L’intervention annoncée sert d’abord les marchés financiers. La BCE va acheter des titres déjà émis par les États ou les entreprises sur le marché secondaire. Ce qui va rendre les investisseurs totalement maîtres du jeu. Avec les très gros risques que cela induit. Ils pourront privilégier des choix de rentabilité dans des placements spéculatifs qui pourraient contribuer à la formation de nouvelles bulles financières. Alors qu’il faudrait permettre aux États et aux acteurs économiques d’accéder, grâce à la création monétaire de la BCE, à des crédits sélectifs en faveur de l’emploi, la formation, les services publics ou de la lutte contre le réchauffement climatique. Pour faire face aux besoins considérables des populations de la zone euro.

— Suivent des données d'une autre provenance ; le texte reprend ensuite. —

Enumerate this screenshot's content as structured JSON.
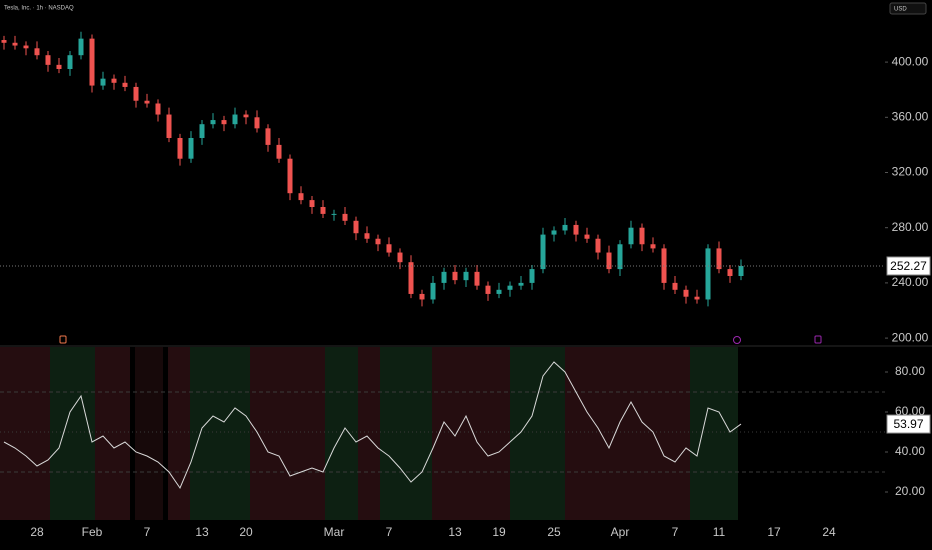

À l’inverse de cette logique constructive pour le projet européen, puisqu’elle permettrait aux pays les plus en difficulté d’avoir accès aux crédits bon marché indispensables pour se remettre à flot et se développer, les mesures adoptées par la BCE vont autoriser les marchés financiers à continuer de jouer les États les uns contre les autres. Les rachats de titres d’obligations du Trésor sont assortis, en effet, de conditions strictes. Ils ne pourront être réalisés que par les banques centrales nationales, à proportion de leur participation au capital de la BCE. L’essentiel du risque restera donc assumé par chaque pays. Il ne sera mutualisé qu’à hauteur de 20% seulement de la totalité du programme. On imagine le casse-tête qui s’annonce pour un pays comme la Grèce, dont la Banque centrale n’aura quasiment aucune latitude pour alléger son service de la dette (dont le taux vient de grimper à plus de 9%).